Apparently the story is that the interpreter took Ohtani to a bank and opened an account where all of Ohtani's salary would be deposited. The interpreter then told Ohtani's US based financial advisors that Ohtani denied them access to that account. Ohtani's agent says he asked about the account multiple times but the interpreter always said it was private. This is the apparent explanation as to why no one caught that the interpreter was stealing.
I don't buy it. First, to believe this whole story you have to believe that Ohtani is an absolute idiot. The language barrier can't explain everything away. Who lets their friend convince them to open an account which millions of dollars will be deposited into without their agent or any financial planners involved when you don't understand the language the transaction would be in? I don't believe Ohtani is that gullible. My first reaction in his place would be to have my agent there with me.
Next, I don't buy for a second that the financial advisors and Ohtani's agent would be fine taking the interpreter's word that Ohtani wants his salary deposited into this random account and that they can't see.
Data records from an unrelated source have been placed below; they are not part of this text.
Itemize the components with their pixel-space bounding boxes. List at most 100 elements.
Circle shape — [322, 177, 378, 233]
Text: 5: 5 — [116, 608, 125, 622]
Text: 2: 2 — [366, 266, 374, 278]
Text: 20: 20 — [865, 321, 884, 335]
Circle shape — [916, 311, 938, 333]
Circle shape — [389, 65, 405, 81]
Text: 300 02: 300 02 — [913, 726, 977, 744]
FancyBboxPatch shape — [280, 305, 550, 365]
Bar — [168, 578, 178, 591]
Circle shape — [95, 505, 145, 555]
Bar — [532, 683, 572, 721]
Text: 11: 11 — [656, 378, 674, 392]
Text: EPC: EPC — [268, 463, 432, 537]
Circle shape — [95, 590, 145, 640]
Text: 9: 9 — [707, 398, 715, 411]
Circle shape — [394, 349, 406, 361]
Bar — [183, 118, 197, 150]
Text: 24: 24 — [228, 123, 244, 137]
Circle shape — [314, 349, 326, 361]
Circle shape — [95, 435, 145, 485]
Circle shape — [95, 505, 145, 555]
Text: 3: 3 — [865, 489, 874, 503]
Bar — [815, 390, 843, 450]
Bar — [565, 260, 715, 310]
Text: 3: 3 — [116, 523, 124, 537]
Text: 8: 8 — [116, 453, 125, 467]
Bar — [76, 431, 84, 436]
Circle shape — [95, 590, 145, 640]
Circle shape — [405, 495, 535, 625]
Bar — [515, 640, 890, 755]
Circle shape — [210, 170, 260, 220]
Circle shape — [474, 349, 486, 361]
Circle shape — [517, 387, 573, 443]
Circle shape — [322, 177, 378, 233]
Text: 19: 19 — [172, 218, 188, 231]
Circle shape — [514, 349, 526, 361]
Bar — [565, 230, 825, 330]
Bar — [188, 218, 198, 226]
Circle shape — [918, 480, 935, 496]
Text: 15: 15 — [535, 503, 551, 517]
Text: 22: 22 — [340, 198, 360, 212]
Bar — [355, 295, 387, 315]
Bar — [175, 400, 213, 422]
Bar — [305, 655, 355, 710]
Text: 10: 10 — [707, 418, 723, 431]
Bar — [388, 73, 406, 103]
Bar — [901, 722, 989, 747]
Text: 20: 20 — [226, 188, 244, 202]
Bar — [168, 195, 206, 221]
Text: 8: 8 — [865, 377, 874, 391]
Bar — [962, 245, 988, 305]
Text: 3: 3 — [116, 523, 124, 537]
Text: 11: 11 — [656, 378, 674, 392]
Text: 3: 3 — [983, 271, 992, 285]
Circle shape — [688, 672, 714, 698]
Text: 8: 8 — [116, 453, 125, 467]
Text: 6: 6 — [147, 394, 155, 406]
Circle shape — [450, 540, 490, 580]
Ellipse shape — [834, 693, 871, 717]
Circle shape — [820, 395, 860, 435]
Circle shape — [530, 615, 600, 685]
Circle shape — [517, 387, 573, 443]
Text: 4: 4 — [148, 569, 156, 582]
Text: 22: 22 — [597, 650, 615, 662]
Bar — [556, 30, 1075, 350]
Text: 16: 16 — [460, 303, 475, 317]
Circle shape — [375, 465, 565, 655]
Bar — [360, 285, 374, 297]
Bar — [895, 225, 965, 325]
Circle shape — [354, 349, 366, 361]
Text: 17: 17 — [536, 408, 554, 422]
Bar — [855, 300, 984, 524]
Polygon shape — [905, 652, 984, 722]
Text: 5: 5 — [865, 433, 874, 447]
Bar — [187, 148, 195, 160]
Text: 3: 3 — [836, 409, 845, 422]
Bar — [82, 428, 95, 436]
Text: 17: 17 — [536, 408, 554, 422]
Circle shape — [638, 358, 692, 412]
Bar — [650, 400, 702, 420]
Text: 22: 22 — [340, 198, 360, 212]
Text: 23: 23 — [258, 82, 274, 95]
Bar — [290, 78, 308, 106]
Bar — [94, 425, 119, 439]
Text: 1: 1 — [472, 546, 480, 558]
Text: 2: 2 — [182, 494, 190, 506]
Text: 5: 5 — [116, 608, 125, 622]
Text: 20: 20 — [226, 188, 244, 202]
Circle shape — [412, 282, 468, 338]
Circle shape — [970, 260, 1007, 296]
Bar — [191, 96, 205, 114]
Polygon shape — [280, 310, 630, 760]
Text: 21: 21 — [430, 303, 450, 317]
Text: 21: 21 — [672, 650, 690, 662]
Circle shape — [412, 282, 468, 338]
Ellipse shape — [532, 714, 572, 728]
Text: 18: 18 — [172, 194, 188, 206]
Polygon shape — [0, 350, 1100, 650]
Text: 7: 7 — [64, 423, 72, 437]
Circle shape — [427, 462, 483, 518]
That structure sets off huge alarm bells for the potential for embezzlement. Ohtani might have trusted the interpreter but there's zero reason why Ohtani's agent or financial people would just trust this guy.
So to buy the story you have to accept that at no point did any of the people around Ohtani try to have a conversation with him about the account his salary was deposited into using a different interpreter. If this was a side account that a relatively small amount of money was going into, that would be one thing. But when his salary is going into this account you don't just take the interpreter's word for it. Getting a Japanese interpreter of your own isn't that expensive.